Results from a phase I/II trial indicate that carfilzomib may be a safe and effective substitute for bortezomib in multiple myeloma patients whose disease progressed during treatment with a bortezomib-containing regimen.
Chemical structure of carfilzomib
Results from a phase I/II trial indicate that the proteasome inhibitor carfilzomib may be a safe and effective substitute for bortezomib in patients with multiple myeloma whose disease progressed during or within 12 weeks of treatment with a bortezomib-containing regimen.
“Carfilzomib treatment for patients that failed bortezomib therapy in an otherwise novel treatment combination has shown clinical activity, yet the concept of substituting a proteasome inhibitor with another into an otherwise unchanged combination treatment in an attempt to overcome proteasome inhibitor resistance has not been investigated in the clinic,” wrote researchers led by James R. Berenson, MD, of the Institute of Myeloma and Bone Cancer Research, West Hollywood, Calif.
“Given that single-agent carfilzomib can produce responses in some bortezomib-refractory patients and shows high response rates when combined with other agents, we hypothesized that carfilzomib would be an effective and well-tolerated replacement for bortezomib among multiple myeloma patients who had failed bortezomib-containing combination regimens.”
To test this theory, Berenson and colleagues conducted an open-label, trial where bortezomib was replaced with carfilzomib in 37 patients who experienced disease progression.
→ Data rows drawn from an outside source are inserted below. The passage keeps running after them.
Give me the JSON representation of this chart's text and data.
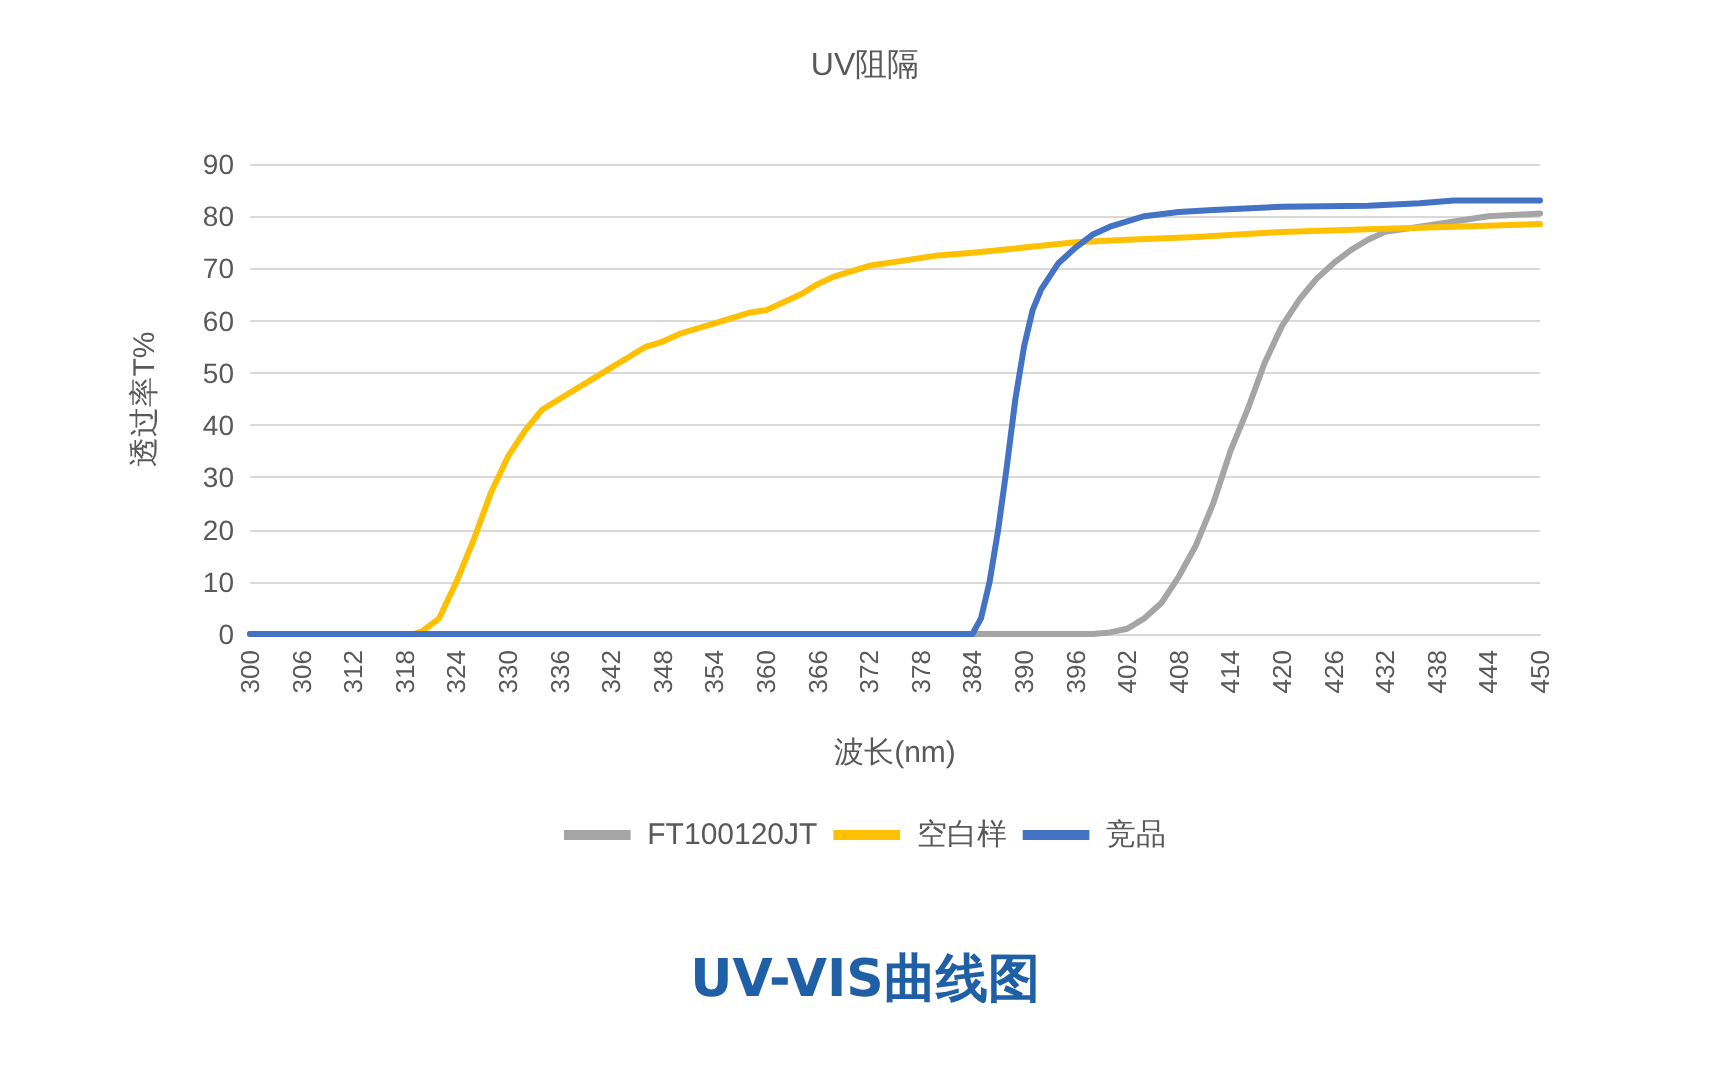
{
  "chart_data": {
    "type": "line",
    "title": "UV阻隔",
    "xlabel": "波长(nm)",
    "ylabel": "透过率T%",
    "annotations": [
      "UV-VIS曲线图"
    ],
    "xlim": [
      300,
      450
    ],
    "xticks": [
      300,
      306,
      312,
      318,
      324,
      330,
      336,
      342,
      348,
      354,
      360,
      366,
      372,
      378,
      384,
      390,
      396,
      402,
      408,
      414,
      420,
      426,
      432,
      438,
      444,
      450
    ],
    "ylim": [
      0,
      90
    ],
    "yticks": [
      0,
      10,
      20,
      30,
      40,
      50,
      60,
      70,
      80,
      90
    ],
    "grid": "y",
    "legend": "bottom",
    "marker": "none",
    "line_style": "solid",
    "series": [
      {
        "name": "FT100120JT",
        "color": "#a5a5a5",
        "x": [
          300,
          398,
          400,
          402,
          404,
          406,
          408,
          410,
          412,
          414,
          416,
          418,
          420,
          422,
          424,
          426,
          428,
          430,
          432,
          436,
          440,
          444,
          450
        ],
        "values": [
          0,
          0,
          0.3,
          1,
          3,
          6,
          11,
          17,
          25,
          35,
          43,
          52,
          59,
          64,
          68,
          71,
          73.5,
          75.5,
          77,
          78,
          79,
          80,
          80.5
        ]
      },
      {
        "name": "空白样",
        "color": "#ffc000",
        "x": [
          300,
          319,
          320,
          322,
          324,
          326,
          328,
          330,
          332,
          334,
          336,
          338,
          340,
          342,
          344,
          346,
          348,
          350,
          352,
          354,
          356,
          358,
          360,
          362,
          364,
          366,
          368,
          370,
          372,
          376,
          380,
          384,
          390,
          396,
          402,
          410,
          420,
          430,
          440,
          450
        ],
        "values": [
          0,
          0,
          0.5,
          3,
          10,
          18,
          27,
          34,
          39,
          43,
          45,
          47,
          49,
          51,
          53,
          55,
          56,
          57.5,
          58.5,
          59.5,
          60.5,
          61.5,
          62,
          63.5,
          65,
          67,
          68.5,
          69.5,
          70.5,
          71.5,
          72.5,
          73,
          74,
          75,
          75.5,
          76,
          77,
          77.5,
          78,
          78.5
        ]
      },
      {
        "name": "竞品",
        "color": "#4472c4",
        "x": [
          300,
          384,
          385,
          386,
          387,
          388,
          389,
          390,
          391,
          392,
          394,
          396,
          398,
          400,
          402,
          404,
          408,
          412,
          420,
          430,
          436,
          440,
          450
        ],
        "values": [
          0,
          0,
          3,
          10,
          20,
          32,
          45,
          55,
          62,
          66,
          71,
          74,
          76.5,
          78,
          79,
          80,
          80.8,
          81.2,
          81.8,
          82,
          82.5,
          83,
          83
        ]
      }
    ]
  }
}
Otherwise, the regimen, dose and schedule remained the same. The results of the study were published in Leukemia.
Carfilzomib was given at a dose escalated from 20 mg/m2 to 45 mg/m2 on days 1, 2, 8, 9, 15, and 16 of a 28-day cycle. All bortezomib-containing regimens were required to also have an alkylating agent, anthracycline, IMiD, and/or a glucocorticosteroid.
Overall, the researchers tested 14 different drug combinations. Only one regimen, which combined carfilzomib, ascorbic acid, and cyclophosphamide, reached a maximum tolerated dose.
The overall response rate was 43.2% and the clinical benefit rate was 62.2%. According to the researchers, similar clinical benefit rates were found among the four therapeutic classes combined with carfilzomib. Median progression-free survival was 8.3 months and overall survival was 15.8 months. The median time to progression was 9.9 months.
“The mechanisms by which carfilzomib produces responses for patients who have failed bortezomib-based combinations treatments is unclear, but it may partially depend on differences in the chemical properties and mode of action of these two proteasome inhibitors,” the researchers wrote. “For example, bortezomib is a reversible proteasome inhibitor, whereas carfilzomib binds selectively and irreversibly to the proteasome.”
The most commonly occurring grade 3 or higher adverse event was lymphopenia (35.1%). Other common events were thrombocytopenia (24.3%), anemia (10.8%), and neutropenia (10.8%).
Further phase I and phase II trials are needed to identify which specific carfilzomib-containing treatment regimens have the best safety and efficacy profiles.
Single-agent carfilzomib is currently FDA-approved for the treatment of relapsed and refractory multiple myeloma.